Jamás habría resumido mis días con esas palabras, pero ella lo hizo a la perfección. Quien en menos de un minuto describió parte de mi vida es mi ahijada. El día en que nació, junto con su hermana gemela, yo cumplía 20 años. La primera vez que las vi reposaban en una incubadora. Eran miniaturas. Una era más grande que la otra. La hermana tenía el pelo café y dormía en completa paz envuelta dentro de una frazada. Mi ahijada, por el contrario, tenía el pelo rubio y pegaba de alaridos. A pesar del vidrio que nos separaba, sus gritos me alcanzaban, y yo me preguntaba cómo un ser humano tan pequeño podía ser responsable de tanto escándalo.
Parpadeo dos veces para verla mejor. Me cuesta creer que ahora usa rímel en las pestañas, que tiene Instagram, que se toma selfis, que habla de «juntes», y no de fiestas, y que pasa más de la mitad del día chateando con sus amigas. Ya tiene 15. Siento que no hace mucho estuve allí, atrapada en esa edad, haciéndome las mismas preguntas y trazándome la única meta que en ese momento me importaba: libertad, libertad y más libertad.
Tenía su edad cuando un día me levanté y decidí que quería dejar de esforzarme por lo que toda la vida se me había exigido: ser buena estudiante, ser ordenada, llevar el pelo arreglado, ser responsable, no mentir y ser siempre educada. «¡A la mierda con todo!», pensé y fui directo al supermercado a comprar una caja de tinte para pelo. Le pedí a una amiga que me lo aplicara. El tinte era tan negro que con la luz del Sol cobraba el brillo de un zanate. Aprendí a fumar, empecé a mentir para poder ir a fiestas y, con plena premeditación, me troné más de la mitad de las materias, lo suficiente para enfurecer a mis papás, pero no para perder el año. Me convertí en la peor pesadilla de ellos y con eso destruí la idea que por tantos años cultivaron: la de esa hija perfecta. Si algo debía quedar claro era que aquí de perfecto no había nada.
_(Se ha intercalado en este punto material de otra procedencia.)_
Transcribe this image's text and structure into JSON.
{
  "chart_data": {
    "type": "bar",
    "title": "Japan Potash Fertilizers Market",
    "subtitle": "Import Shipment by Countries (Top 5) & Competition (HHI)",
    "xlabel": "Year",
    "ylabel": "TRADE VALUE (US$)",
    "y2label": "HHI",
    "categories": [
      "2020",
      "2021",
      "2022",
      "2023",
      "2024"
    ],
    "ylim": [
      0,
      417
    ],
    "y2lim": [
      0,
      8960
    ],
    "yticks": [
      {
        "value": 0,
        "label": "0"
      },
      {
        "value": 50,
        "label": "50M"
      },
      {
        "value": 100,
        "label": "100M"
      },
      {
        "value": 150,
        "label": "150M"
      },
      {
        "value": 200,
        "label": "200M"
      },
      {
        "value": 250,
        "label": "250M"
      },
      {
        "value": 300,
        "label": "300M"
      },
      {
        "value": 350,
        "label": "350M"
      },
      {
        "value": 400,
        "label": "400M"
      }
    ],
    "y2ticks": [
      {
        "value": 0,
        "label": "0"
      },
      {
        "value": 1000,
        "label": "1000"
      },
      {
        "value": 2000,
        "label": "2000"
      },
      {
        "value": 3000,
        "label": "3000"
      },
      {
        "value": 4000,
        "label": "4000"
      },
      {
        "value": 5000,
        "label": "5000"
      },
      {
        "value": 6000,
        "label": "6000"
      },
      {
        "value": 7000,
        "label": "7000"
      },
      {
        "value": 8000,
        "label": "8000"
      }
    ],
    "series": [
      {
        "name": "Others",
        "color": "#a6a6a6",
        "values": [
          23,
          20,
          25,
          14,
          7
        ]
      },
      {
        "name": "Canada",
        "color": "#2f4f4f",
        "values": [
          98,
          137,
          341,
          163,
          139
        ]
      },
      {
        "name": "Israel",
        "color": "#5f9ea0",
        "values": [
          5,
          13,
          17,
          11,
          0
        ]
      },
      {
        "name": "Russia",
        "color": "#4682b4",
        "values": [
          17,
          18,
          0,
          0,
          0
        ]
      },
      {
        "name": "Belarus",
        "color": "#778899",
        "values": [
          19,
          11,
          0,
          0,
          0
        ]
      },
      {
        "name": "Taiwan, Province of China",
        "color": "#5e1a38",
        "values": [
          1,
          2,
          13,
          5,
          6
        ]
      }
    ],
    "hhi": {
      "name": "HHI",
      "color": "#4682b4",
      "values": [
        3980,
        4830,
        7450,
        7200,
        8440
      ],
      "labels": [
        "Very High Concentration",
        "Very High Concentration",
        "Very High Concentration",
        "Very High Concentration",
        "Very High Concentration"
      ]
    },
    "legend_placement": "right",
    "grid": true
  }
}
Fue la edad más dura de mi vida, la que más he sentido, la que más me ha marcado. Me preguntaba tantas cosas, y nada parecía tener respuesta. Me cuestionaba todo, desde por qué Dios me había colocado en la familia equivocada hasta por qué me había castigado con lo que parecían los pechos más grandes del mundo. En ese entonces, lo único que tenía sentido eran mis amigas, las que atravesaban por la misma crisis que yo.
Una revolución empieza en la adolescencia, nos cambia el cuerpo y algo desde muy adentro se enciende. Es una edad cruel en la cual la idea de la perfeccion se derrumba con el pasar de los días, y enfrentar la realidad nos pega una bofetada en la cara. Adiós a la familia perfecta, al papá héroe, a la mamá más linda del mundo, a las amistades impuestas y a la ingenuidad de la infancia. Damos el paso para convertirnos en hombres o mujeres, pero poco sabemos de la responsabilidad que implica serlo.
Parpadeo de nuevo, y sigue viéndome con esos ojos curiosos que tiene desde el día en que nació. Quiero decirle que no se deje impresionar por el orden de mi casa o por mi pelo bien arreglado porque un día fui como ella. Que cometí cientos de errores en el camino, los que fui enmendando con algunas buenas decisiones. Que no se deje influenciar por la belleza efímera. Que lea, que siempre estudie, que sea noble y amable y que sobre todas las cosas encuentre aquello que ama hacer, pues eso forjará el camino hacia su libertad. Que acepte su cuerpo con todo y sus imperfecciones. Que no se compare con nadie, que no pretenda ser más rubia ni más delgada ni tener la nariz más chata o las nalgas como las de Kim Kardashian. También le quiero contar sobre ese primer beso, el cual, en mi experiencia, no fue muy bueno; sobre el trago de más que tan solo me dejaba con goma moral; sobre esa persona que, aunque blindado el corazón, logró romperlo en mil pedazos; sobre esa amiga de infancia en la que pienso todos los días, pero que enterré a los 16 años; sobre las amigas que permanecieron, a quienes hoy me atrevo a llamar hermanas; sobre su mamá y su papá, que, aunque no le parezca, tan solo quieren lo mejor para ella.
Hay tanto que le quiero decir, pero las palabras se quedan atrapadas en mi garganta. Supongo que el camino es de ella y, aunque duro, solo espero que la haga fuerte, genuina, de corazón amable, paso firme y con la frente siempre en alto.